We have removed 444342 outliars, which may seem a lot at first glance, taking into account the size of the whole dataset, this is only about 13%. 

### Feature Selection

In [6]:
df['typeName'] = vessel_details['typeName']
df['navDesc'] = nav_details['navDesc']
df['courseOverGround'] = nav_details['courseOverGround']
df['speedOverGround'] = nav_details['speedOverGround']

In [7]:
df = df.dropna(subset=['lead_time'])

Four features that I decided to select are navigation description, course over the ground, speed over the ground, and vessel type.

In [8]:
X = df[['navDesc', 'courseOverGround', 'speedOverGround', 'typeName']]
y = df['lead_time']

### Transforming Categorial Variables (One-Hot encoding)

In [9]:
X = pd.get_dummies(X, columns=['navDesc', 'typeName'])

### Split the dataset and train the model

In [10]:
from sklearn.model_selection import train_test_split
from sklearn.tree import DecisionTreeRegressor

X_train, X_test, y_train, y_test = train_test_split(X, y, test_size=0.2, random_state=42)

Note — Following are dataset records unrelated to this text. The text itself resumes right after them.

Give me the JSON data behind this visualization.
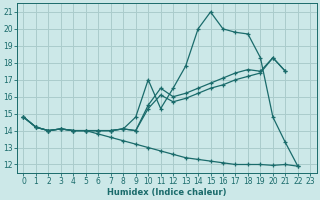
{
  "xlabel": "Humidex (Indice chaleur)",
  "background_color": "#cce8e8",
  "grid_color": "#aacccc",
  "line_color": "#1a6b6b",
  "xlim": [
    -0.5,
    23.5
  ],
  "ylim": [
    11.5,
    21.5
  ],
  "xticks": [
    0,
    1,
    2,
    3,
    4,
    5,
    6,
    7,
    8,
    9,
    10,
    11,
    12,
    13,
    14,
    15,
    16,
    17,
    18,
    19,
    20,
    21,
    22,
    23
  ],
  "yticks": [
    12,
    13,
    14,
    15,
    16,
    17,
    18,
    19,
    20,
    21
  ],
  "series": [
    {
      "x": [
        0,
        1,
        2,
        3,
        4,
        5,
        6,
        7,
        8,
        9,
        10,
        11,
        12,
        13,
        14,
        15,
        16,
        17,
        18,
        19,
        20,
        21,
        22
      ],
      "y": [
        14.8,
        14.2,
        14.0,
        14.1,
        14.0,
        14.0,
        14.0,
        14.0,
        14.1,
        14.8,
        17.0,
        15.3,
        16.5,
        17.8,
        20.0,
        21.0,
        20.0,
        19.8,
        19.7,
        18.3,
        14.8,
        13.3,
        11.9
      ]
    },
    {
      "x": [
        0,
        1,
        2,
        3,
        4,
        5,
        6,
        7,
        8,
        9,
        10,
        11,
        12,
        13,
        14,
        15,
        16,
        17,
        18,
        19,
        20,
        21
      ],
      "y": [
        14.8,
        14.2,
        14.0,
        14.1,
        14.0,
        14.0,
        14.0,
        14.0,
        14.1,
        14.0,
        15.5,
        16.5,
        16.0,
        16.2,
        16.5,
        16.8,
        17.1,
        17.4,
        17.6,
        17.5,
        18.3,
        17.5
      ]
    },
    {
      "x": [
        0,
        1,
        2,
        3,
        4,
        5,
        6,
        7,
        8,
        9,
        10,
        11,
        12,
        13,
        14,
        15,
        16,
        17,
        18,
        19,
        20,
        21
      ],
      "y": [
        14.8,
        14.2,
        14.0,
        14.1,
        14.0,
        14.0,
        14.0,
        14.0,
        14.1,
        14.0,
        15.3,
        16.1,
        15.7,
        15.9,
        16.2,
        16.5,
        16.7,
        17.0,
        17.2,
        17.4,
        18.3,
        17.5
      ]
    },
    {
      "x": [
        0,
        1,
        2,
        3,
        4,
        5,
        6,
        7,
        8,
        9,
        10,
        11,
        12,
        13,
        14,
        15,
        16,
        17,
        18,
        19,
        20,
        21,
        22
      ],
      "y": [
        14.8,
        14.2,
        14.0,
        14.1,
        14.0,
        14.0,
        13.8,
        13.6,
        13.4,
        13.2,
        13.0,
        12.8,
        12.6,
        12.4,
        12.3,
        12.2,
        12.1,
        12.0,
        12.0,
        12.0,
        11.95,
        12.0,
        11.9
      ]
    }
  ]
}
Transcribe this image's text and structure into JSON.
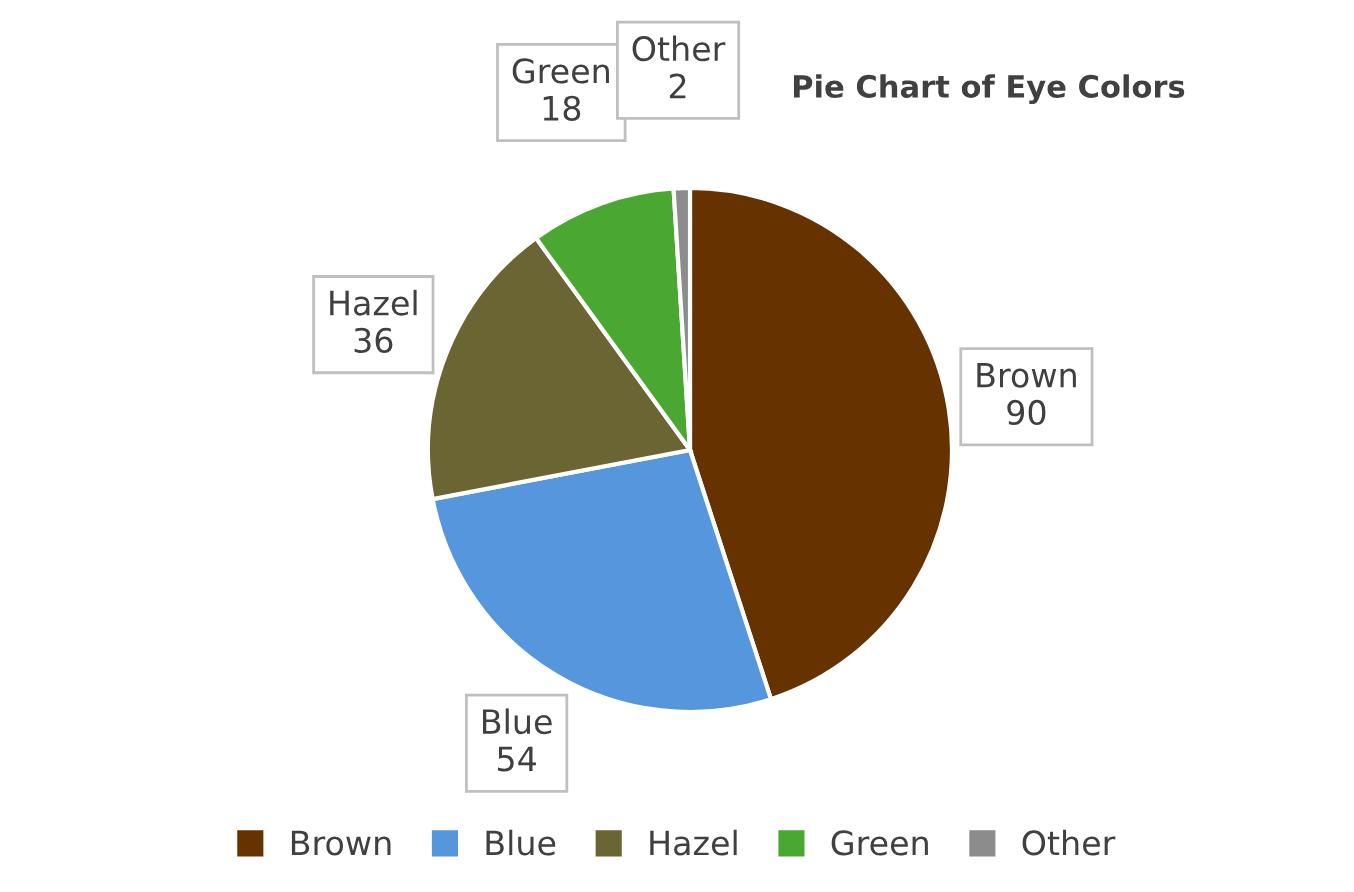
{
  "chart_data": {
    "type": "pie",
    "title": "Pie Chart of Eye Colors",
    "categories": [
      "Brown",
      "Blue",
      "Hazel",
      "Green",
      "Other"
    ],
    "values": [
      90,
      54,
      36,
      18,
      2
    ],
    "colors": [
      "#663300",
      "#5596dc",
      "#6b6433",
      "#4aa832",
      "#8c8c8c"
    ],
    "data_labels": true,
    "legend": "bottom"
  }
}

model = DecisionTreeRegressor(max_depth=3)
model.fit(X_train, y_train)

y_pred = model.predict(X_test)

In [11]:
from sklearn.metrics import mean_absolute_error, median_absolute_error, r2_score, mean_squared_error

def evaluate(y_pred, y_test):
    mse = mean_squared_error(y_test, y_pred)
    mae = mean_absolute_error(y_test, y_pred)
    medae = median_absolute_error(y_test, y_pred)
    r2 = r2_score(y_test, y_pred)

    print(f'Mean Squared Error (MSE): {mse}')
    print(f'Mean Absolute Error (MAE): {mae}')
    print(f'R-squared (R²): {r2}')
    print(f'Median Absolute Error: {medae}')

    return mse, mae, medae, r2

In [12]:
metrics = evaluate(y_pred, y_test)

Mean Squared Error (MSE): 22.933907487749178
Mean Absolute Error (MAE): 3.3828172567205357
R-squared (R²): 0.04388435618894415
Median Absolute Error: 1.6950060070939053


Evaluating the metrics, we can see that our model on average is wrong by about 3 minutes in dvell time. $R^2$ is quite low indicating that the model explains only a small portion of the variance in the target variable. Finally, Median Absolute Error being lower than MAE indicates that most errors are relatively small, but there are some larger errors that affect the MAE (there are still outliers that affect the performance). Summarising, this model has the potential to be improved by more extended feature engineering and dealing with outliers. It wouldn't hurt to also experiment with different and more complex models (such as Random Forests or XGBoost).